(RTTNews) - W.W. Grainger Inc. (GWW:
News ), a supplier of facilities maintenance products, is scheduled to post its third-quarter earnings before the market opens today. On average, 15 analysts surveyed by Thomson Reuters expect the company to post earnings of $1.34 per share for the quarter, with estimates ranging between $1.23 and $1.45 per share. Analysts' estimates typically exclude special items. Sales for the quarter are estimated to be $1.60 billion, representing a 13.1% decline from last year.
In the same quarter a year ago, the Lake Forest, Illinois-based company had recorded earnings of $1.79 per share, on sales of $1.84 billion.
Recently, the company reported a 13% decline in daily sales for the month of August, and 14% in July, mainly hurt by weak demand across all customer end-markets and geographies. In both months, foreign exchange negatively affected sales by approximately 1 percentage point. By segment, August daily sales in the United States declined 14%, while sales in Canada fell 8%, or 5% in local currency. Sales for other businesses grew 16%. In July, Canada daily sales fell 19%, and the drop was 10% in local currency.
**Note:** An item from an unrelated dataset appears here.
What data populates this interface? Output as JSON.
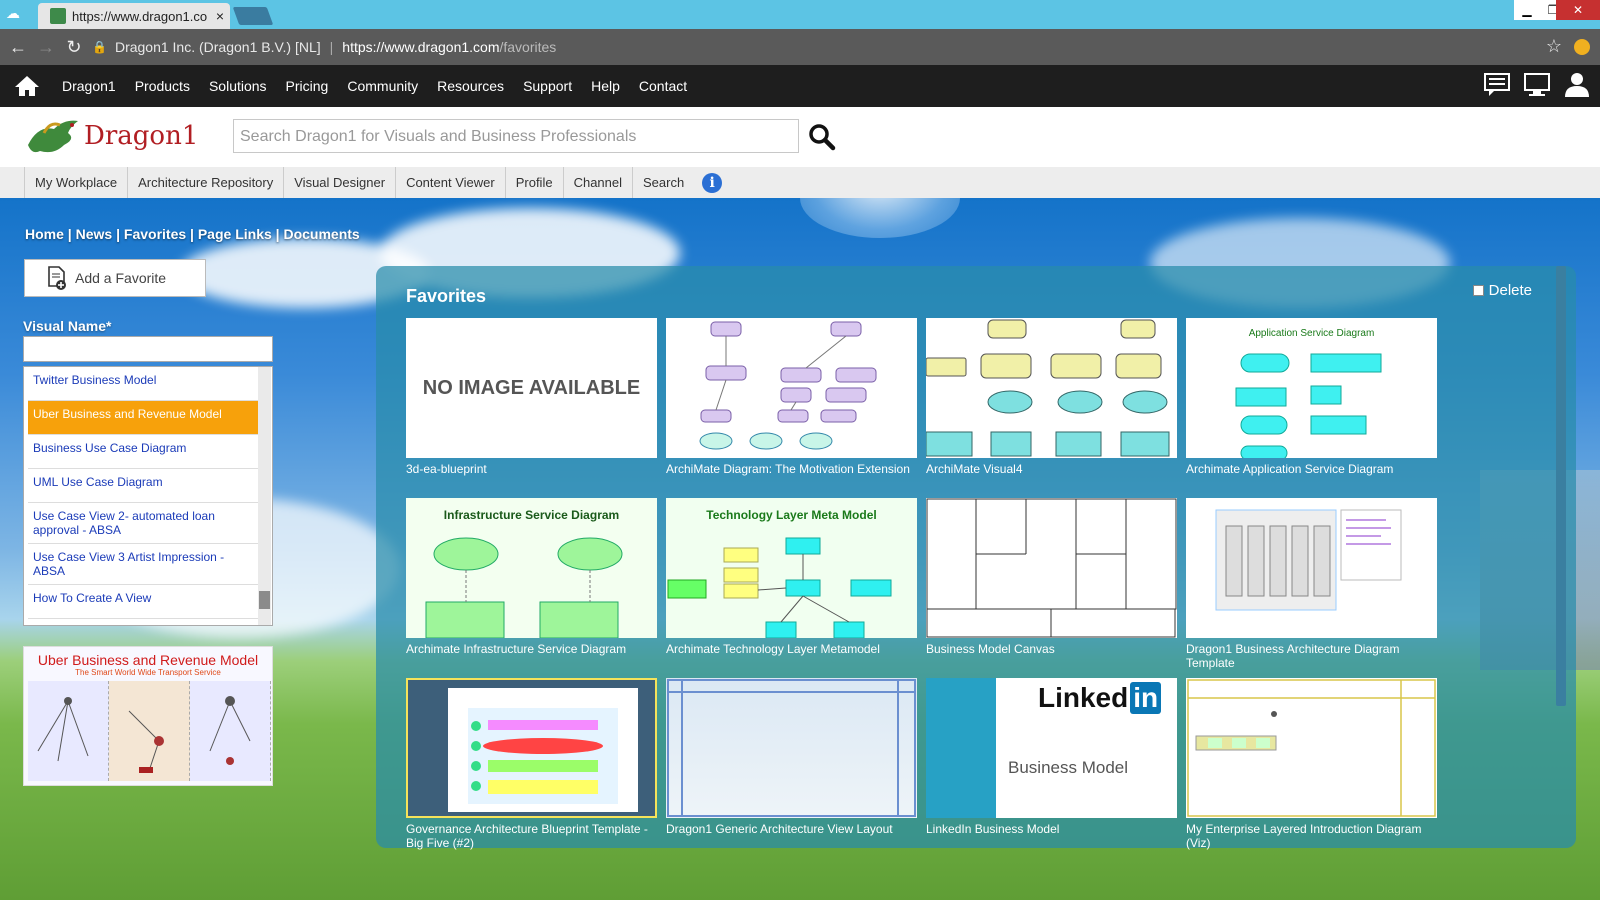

In an October 12 research note, Credit Suisse said that it believes Grainger's third-quarter earnings on October 14 would likely surprise to the upside combined with the annual analyst day on November 18, when Grainger would likely lay out its strategic plan. The analyst day will include 2010 guidance and long term margin targets, which the brokerage believes will come in higher than expectations.
Credit Suisse also upgraded its rating on Grainger shares to 'Outperform' from 'Neutral' and increased its price target to $112 from $85. Analyst Mazari said that his upgrade reflects a more attractive risk/reward versus peers, combined with what he believes to be faster top-line growth than the market expects based on his proprietary distribution sales index model. Certain supply chain initiatives, product sku, and market expansion should also drive higher margins over the next couple of years.
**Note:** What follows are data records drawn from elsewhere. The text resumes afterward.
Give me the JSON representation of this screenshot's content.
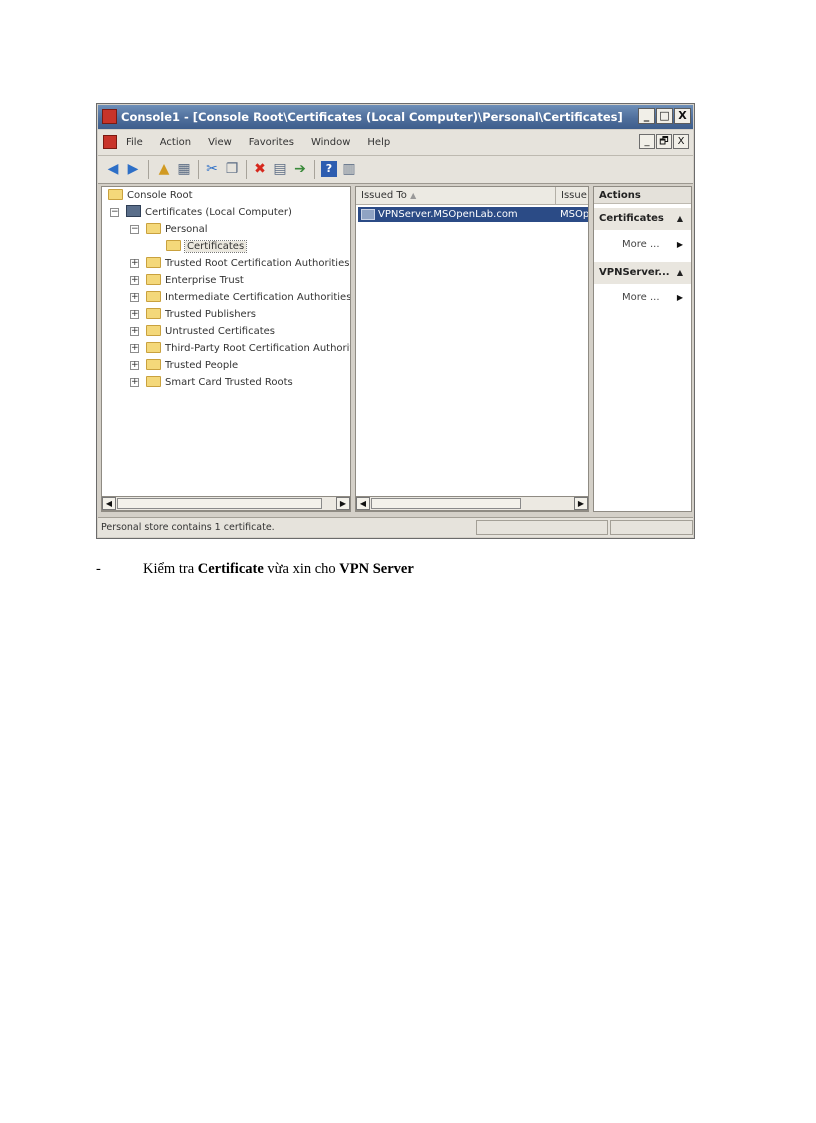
{
  "window": {
    "title": "Console1 - [Console Root\\Certificates (Local Computer)\\Personal\\Certificates]",
    "caption_buttons": [
      "_",
      "□",
      "X"
    ],
    "mdi_buttons": [
      "_",
      "🗗",
      "X"
    ]
  },
  "menu": [
    "File",
    "Action",
    "View",
    "Favorites",
    "Window",
    "Help"
  ],
  "tree": {
    "root": "Console Root",
    "computer": "Certificates (Local Computer)",
    "personal": "Personal",
    "certificates": "Certificates",
    "items": [
      "Trusted Root Certification Authorities",
      "Enterprise Trust",
      "Intermediate Certification Authorities",
      "Trusted Publishers",
      "Untrusted Certificates",
      "Third-Party Root Certification Authoriti",
      "Trusted People",
      "Smart Card Trusted Roots"
    ]
  },
  "list": {
    "col_issued_to": "Issued To",
    "col_issued_by": "Issue",
    "row_issued_to": "VPNServer.MSOpenLab.com",
    "row_issued_by": "MSOp"
  },
  "actions": {
    "header": "Actions",
    "section1": "Certificates",
    "section1_more": "More ...",
    "section2": "VPNServer...",
    "section2_more": "More ..."
  },
  "status": "Personal store contains 1 certificate.",
  "caption": {
    "dash": "-",
    "prefix": "Kiểm tra ",
    "bold1": "Certificate",
    "middle": " vừa xin cho ",
    "bold2": "VPN Server"
  },
  "colors": {
    "titlebar": "#4f6f9c",
    "selection": "#2b4b86",
    "folder": "#f4d87a"
  }
}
While announcing the second quarter results back in July, Jim Ryan, Chairman and Chief Executive Officer of Grainger, had said, "We continue to focus on the things we can control, and we're selectively investing for growth. Businesses and institutions still need to repair and maintain their facilities in this difficult economy. Our multi-channel business model and our exceptionally high service levels allow us to serve our customers well even in these tough times. We have not seen an indication of an economic turnaround at this point but our results indicate that we are gaining market share during this recession. We are in a great position to grow when the economy eventually recovers."